The amplitude and timing of the ipRGC controlled post-illumination pupil response relative to salivary melatonin shows individual differences (Table 1). There is evidence for multiple sources of inter-individual variability in both the pupil light reflex [12], and in melatonin expression [32]. In this study, the baseline PIPR amplitudes of the participants (Table 1) were within the range of reported values [23], [26]. Likewise, variation in melatonin concentration and temporal duration was also consistent with past reports [33]. The variation in the ipRGC controlled post-illumination pupil response is unlikely to be due to the accumulating effects of sleepiness. Converse to the data (Figure 1), sleepiness decreases pupil diameter and increases pupil fluctuations [16], [34], [35], [36]. The inflection in the PLR occurred several hours before the habitual bedtime of each participant, a period of increased alertness [37], and the participants had not been sleep-deprived prior to the study. The homeostatic component of sleep propensity predicts increasing sleepiness during wake [38], and recovery of the PLR would not be expected. While further investigations will be required to identify the sources of inter-individual variation in amplitude and timing of the diurnal post-illumination pupil response function, the general relationship between this response and the DLMO was consistent across all observers.

The experimental paradigm differentiated inner and outer retinal function based on their contributions to the pupil light reflex. Baseline pupil diameter can reflect rod, cone and ipRGC input depending on the stimulus spectral distribution, irradiance and duration [39]. For the photopic fixation screen used in the pupillometer, the contribution of cone photoreceptors to baseline pupil diameter is largest during the first 10 seconds of pre-stimulus recording, before receiving additional contributions from ipRGCs [4], [39]. Although rod photoreceptors drive photoentrainment at scotopic and photopic light levels via ipRGC retinal circuitry [5] and contribute significantly to the steady-state pupillary diameter [39], evidence suggests that baseline diameter shows diurnal variation only when rods are active [40]. As such, the light levels in this study minimized rod contributions to the pupil light reflex and no diurnal variation in baseline pupil diameter was observed (Figure 1A). The pupil constriction latency at light onset depends on the temporal dynamics of cone, iris muscle and pupil innervation pathways, but not ipRGCs (latency >1.78 s) [39]. The data show that outer-retinal rod and cone photoreceptor contributions to the pupil light reflex do not show circadian variation but a linear decrease. The linear decrease in maximum pupil constriction diameter during the diurnal testing (Figure 1B,C) may reflect cortical inhibition of the parasympathetic pathway at the Edinger-Westphal nucleus due to the cumulative cognitive demand [41] of the 20–24 hour testing.
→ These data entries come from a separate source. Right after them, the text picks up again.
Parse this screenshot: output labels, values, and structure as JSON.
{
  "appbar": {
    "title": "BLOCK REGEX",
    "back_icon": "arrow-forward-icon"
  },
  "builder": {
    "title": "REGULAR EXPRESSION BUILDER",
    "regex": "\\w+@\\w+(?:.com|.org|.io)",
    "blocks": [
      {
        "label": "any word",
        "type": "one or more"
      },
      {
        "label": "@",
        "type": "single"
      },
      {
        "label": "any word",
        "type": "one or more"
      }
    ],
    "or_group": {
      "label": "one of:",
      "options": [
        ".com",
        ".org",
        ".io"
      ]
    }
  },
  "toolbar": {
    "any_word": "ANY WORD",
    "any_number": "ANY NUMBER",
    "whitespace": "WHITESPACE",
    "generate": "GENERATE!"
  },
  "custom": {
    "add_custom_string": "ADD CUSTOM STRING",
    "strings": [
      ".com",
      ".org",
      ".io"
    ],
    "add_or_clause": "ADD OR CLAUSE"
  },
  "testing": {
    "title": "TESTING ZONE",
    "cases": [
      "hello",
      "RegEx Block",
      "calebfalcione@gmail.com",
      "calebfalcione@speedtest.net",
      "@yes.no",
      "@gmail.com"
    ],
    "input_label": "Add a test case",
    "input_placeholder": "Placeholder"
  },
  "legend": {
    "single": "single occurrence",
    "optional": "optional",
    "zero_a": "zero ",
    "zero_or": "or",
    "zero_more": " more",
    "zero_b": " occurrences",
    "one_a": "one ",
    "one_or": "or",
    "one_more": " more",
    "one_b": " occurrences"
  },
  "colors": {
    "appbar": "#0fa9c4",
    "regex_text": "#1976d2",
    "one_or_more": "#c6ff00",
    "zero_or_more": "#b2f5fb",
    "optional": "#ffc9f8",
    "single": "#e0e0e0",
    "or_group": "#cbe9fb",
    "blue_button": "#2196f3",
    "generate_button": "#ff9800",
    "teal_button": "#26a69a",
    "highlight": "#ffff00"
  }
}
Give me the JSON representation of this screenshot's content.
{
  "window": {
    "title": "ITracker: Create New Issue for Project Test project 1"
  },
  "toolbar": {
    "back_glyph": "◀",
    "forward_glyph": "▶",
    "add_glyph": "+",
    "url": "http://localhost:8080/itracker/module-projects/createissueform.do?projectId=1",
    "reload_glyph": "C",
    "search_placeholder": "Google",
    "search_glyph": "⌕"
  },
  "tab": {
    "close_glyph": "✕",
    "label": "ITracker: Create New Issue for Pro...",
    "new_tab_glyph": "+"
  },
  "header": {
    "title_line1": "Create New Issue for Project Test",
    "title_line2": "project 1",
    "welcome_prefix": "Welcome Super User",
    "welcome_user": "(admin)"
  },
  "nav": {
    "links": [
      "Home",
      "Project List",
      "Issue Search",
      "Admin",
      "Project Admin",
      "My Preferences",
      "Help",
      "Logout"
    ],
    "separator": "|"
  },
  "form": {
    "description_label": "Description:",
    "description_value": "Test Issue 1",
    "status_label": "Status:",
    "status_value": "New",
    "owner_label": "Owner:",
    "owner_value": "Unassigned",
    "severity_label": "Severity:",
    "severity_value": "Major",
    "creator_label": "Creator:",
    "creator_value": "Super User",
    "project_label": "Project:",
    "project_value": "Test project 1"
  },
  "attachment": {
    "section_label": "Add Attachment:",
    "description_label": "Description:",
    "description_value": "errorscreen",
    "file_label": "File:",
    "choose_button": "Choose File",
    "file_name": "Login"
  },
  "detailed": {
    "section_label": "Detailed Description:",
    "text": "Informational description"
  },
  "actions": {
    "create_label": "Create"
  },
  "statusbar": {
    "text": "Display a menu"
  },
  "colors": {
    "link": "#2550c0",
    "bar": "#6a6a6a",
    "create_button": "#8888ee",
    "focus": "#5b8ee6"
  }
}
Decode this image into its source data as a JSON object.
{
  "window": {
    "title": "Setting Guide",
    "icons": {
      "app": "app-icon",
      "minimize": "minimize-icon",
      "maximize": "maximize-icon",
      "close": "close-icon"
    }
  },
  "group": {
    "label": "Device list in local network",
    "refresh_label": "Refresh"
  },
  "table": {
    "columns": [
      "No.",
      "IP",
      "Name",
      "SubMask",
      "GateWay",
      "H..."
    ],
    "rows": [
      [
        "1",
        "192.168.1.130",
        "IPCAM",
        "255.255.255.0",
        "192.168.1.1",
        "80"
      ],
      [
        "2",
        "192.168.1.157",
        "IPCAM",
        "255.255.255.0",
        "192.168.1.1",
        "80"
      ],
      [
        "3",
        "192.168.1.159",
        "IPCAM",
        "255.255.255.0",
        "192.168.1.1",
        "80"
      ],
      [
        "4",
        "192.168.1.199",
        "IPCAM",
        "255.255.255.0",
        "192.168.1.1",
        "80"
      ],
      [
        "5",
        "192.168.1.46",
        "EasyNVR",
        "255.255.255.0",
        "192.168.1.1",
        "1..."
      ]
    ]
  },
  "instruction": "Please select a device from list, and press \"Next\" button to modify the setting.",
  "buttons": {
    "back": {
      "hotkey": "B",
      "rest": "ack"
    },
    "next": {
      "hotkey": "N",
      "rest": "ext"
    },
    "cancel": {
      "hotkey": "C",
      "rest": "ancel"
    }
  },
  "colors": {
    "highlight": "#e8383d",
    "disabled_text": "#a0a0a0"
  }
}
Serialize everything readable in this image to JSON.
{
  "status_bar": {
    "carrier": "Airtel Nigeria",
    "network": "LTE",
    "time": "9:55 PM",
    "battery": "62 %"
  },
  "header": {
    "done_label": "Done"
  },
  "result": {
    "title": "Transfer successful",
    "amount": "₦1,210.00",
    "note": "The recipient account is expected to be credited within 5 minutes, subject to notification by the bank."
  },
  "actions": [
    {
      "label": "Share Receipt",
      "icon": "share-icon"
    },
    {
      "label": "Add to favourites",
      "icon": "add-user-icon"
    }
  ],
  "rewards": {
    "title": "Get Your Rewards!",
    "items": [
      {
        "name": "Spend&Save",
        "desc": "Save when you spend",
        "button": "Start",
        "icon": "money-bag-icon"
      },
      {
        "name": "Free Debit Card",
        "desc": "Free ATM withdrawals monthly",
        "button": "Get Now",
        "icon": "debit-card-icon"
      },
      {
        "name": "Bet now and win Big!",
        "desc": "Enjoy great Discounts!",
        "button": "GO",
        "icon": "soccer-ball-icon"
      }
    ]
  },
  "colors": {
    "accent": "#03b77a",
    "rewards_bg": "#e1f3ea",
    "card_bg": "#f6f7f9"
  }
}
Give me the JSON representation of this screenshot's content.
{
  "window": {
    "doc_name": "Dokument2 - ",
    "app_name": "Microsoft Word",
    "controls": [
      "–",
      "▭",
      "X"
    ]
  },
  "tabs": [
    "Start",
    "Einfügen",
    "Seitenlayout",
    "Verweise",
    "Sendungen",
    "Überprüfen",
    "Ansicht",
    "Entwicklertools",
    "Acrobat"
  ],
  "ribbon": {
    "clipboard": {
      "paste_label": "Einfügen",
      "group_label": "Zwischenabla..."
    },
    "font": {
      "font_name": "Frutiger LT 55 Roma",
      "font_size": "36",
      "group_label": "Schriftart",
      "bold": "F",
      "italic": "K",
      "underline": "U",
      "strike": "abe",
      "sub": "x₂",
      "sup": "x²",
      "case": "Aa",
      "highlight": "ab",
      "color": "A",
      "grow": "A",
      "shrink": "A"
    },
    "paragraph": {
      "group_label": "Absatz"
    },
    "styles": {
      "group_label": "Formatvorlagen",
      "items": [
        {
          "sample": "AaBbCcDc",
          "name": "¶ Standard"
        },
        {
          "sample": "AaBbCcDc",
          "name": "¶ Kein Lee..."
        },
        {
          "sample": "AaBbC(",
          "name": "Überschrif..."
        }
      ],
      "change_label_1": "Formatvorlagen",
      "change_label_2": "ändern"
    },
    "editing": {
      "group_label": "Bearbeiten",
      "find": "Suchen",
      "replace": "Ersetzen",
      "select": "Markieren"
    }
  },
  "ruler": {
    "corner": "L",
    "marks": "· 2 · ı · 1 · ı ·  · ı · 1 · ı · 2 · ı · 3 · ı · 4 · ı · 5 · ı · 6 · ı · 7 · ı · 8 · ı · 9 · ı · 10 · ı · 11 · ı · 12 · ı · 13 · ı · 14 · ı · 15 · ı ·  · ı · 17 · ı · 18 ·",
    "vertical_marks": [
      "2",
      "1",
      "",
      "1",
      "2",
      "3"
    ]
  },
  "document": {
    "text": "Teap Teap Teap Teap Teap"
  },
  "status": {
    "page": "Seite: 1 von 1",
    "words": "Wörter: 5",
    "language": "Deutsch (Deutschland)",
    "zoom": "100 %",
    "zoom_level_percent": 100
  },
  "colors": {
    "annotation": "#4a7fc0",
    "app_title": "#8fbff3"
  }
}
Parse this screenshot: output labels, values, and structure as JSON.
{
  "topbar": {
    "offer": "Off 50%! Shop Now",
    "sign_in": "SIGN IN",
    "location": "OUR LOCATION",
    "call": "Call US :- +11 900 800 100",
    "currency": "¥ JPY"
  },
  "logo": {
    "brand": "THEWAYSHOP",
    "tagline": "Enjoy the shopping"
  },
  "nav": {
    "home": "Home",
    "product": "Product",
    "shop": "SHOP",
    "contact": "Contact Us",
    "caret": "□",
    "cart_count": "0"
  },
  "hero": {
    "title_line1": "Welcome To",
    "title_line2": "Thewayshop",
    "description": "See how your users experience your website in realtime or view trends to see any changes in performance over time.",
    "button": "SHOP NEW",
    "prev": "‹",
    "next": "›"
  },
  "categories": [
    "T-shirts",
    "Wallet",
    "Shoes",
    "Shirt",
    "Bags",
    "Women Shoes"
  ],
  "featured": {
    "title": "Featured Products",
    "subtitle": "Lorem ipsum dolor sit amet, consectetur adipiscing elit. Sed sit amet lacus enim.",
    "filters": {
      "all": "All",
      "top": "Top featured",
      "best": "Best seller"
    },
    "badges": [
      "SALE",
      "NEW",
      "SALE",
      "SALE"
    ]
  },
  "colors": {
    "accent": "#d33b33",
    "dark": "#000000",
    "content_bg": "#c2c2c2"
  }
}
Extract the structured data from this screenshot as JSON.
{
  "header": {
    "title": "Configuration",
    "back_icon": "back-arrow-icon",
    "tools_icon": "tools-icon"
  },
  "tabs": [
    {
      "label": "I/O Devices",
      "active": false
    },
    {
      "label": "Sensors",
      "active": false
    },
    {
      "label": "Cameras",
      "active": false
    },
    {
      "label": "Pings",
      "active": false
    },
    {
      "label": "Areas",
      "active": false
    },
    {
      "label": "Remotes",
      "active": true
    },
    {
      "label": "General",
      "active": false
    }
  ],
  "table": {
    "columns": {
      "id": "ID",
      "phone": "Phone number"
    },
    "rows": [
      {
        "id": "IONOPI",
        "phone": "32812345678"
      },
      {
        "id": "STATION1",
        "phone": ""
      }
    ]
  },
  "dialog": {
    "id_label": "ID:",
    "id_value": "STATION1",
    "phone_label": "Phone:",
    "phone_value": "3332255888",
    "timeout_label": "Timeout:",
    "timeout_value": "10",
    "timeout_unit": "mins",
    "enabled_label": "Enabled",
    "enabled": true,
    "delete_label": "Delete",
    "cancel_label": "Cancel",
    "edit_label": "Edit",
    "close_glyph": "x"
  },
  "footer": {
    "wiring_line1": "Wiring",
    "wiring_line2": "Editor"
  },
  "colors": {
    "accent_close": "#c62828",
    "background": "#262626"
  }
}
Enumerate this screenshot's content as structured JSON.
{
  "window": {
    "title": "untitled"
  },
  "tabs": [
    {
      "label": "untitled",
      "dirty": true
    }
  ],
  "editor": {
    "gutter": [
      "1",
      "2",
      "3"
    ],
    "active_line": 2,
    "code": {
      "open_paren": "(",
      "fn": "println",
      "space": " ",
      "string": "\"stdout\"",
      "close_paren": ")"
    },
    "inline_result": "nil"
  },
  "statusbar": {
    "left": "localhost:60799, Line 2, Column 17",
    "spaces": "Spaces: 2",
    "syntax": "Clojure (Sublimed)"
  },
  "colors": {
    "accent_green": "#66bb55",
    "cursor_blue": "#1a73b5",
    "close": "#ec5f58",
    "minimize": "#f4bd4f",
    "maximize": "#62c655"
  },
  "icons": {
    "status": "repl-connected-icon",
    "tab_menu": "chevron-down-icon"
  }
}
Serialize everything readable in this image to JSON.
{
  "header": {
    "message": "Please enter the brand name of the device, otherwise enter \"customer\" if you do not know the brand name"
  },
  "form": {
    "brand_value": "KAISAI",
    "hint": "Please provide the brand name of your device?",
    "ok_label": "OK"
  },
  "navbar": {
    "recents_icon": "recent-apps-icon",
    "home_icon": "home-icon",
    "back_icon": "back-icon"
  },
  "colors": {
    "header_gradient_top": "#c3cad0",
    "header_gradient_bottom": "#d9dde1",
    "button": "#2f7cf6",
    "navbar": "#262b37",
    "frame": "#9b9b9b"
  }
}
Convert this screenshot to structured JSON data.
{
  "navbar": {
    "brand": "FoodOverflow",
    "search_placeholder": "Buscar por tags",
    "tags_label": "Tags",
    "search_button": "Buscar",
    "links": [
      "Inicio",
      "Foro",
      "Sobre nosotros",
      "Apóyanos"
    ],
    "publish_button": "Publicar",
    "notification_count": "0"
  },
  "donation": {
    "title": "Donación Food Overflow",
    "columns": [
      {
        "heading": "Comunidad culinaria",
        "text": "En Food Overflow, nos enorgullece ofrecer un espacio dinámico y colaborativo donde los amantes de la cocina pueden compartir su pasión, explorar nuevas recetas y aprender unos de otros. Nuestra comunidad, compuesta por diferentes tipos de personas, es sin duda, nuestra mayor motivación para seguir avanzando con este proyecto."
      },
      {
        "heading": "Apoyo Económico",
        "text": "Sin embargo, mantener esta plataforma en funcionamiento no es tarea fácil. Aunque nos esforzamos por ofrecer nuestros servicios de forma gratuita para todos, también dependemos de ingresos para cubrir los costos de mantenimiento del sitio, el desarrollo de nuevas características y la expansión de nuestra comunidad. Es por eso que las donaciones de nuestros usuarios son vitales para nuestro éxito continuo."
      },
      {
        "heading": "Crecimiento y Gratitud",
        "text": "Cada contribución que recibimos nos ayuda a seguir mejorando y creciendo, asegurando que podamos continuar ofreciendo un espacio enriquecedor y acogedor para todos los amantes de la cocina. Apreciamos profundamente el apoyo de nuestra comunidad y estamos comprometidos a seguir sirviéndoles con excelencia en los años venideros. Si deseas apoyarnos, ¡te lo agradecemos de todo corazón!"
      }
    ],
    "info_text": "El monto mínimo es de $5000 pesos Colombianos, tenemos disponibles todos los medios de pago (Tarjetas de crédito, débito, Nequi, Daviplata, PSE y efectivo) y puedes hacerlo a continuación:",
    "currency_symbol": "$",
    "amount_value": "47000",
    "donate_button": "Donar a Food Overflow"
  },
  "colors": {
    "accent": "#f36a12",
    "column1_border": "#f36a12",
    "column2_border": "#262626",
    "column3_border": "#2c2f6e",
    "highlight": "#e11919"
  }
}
Contrary to in vitro electrophysiological data in rat retinal preparations [30], we show that human ipRGC-mediated function varies diurnally, and is in phase advance of melatonin when studied in vivo under conditions of constant illumination and stimulus irradiance. The temporal phase of ipRGC-mediated signalling and salivary melatonin onset may depend on the timing and action of neuromodulators in the photoneuroendocrine pathway, variables that are yet to be defined. The diurnal reduction in PIPR amplitude and slowing of the redilation kinetics point to an evening central gating of ipRGC or of post-retinal ipRGC signalling prior to SCN-mediated melatonin release, suggesting a resonant network between central and peripheral clocks, possibly via clock gene feedback loops [42]. This might include negative feedback loops that modulate the amplitude of peripheral signals independently of environmental light level. Negative feedback loops have been shown to oscillate gene expression and protein concentration [43] and ipRGCs demonstrate circadian variation in both melanopsin mRNA and protein synthesis [44]. An implication of our data is that changes in SCN sensitivity to external light, demonstrated by the phase-response curve [45], may be at least partly mediated by these pathways, and provide a starting point for understanding the time course of feedback mechanisms gating ipRGC activity and their role in circadian phase shifting.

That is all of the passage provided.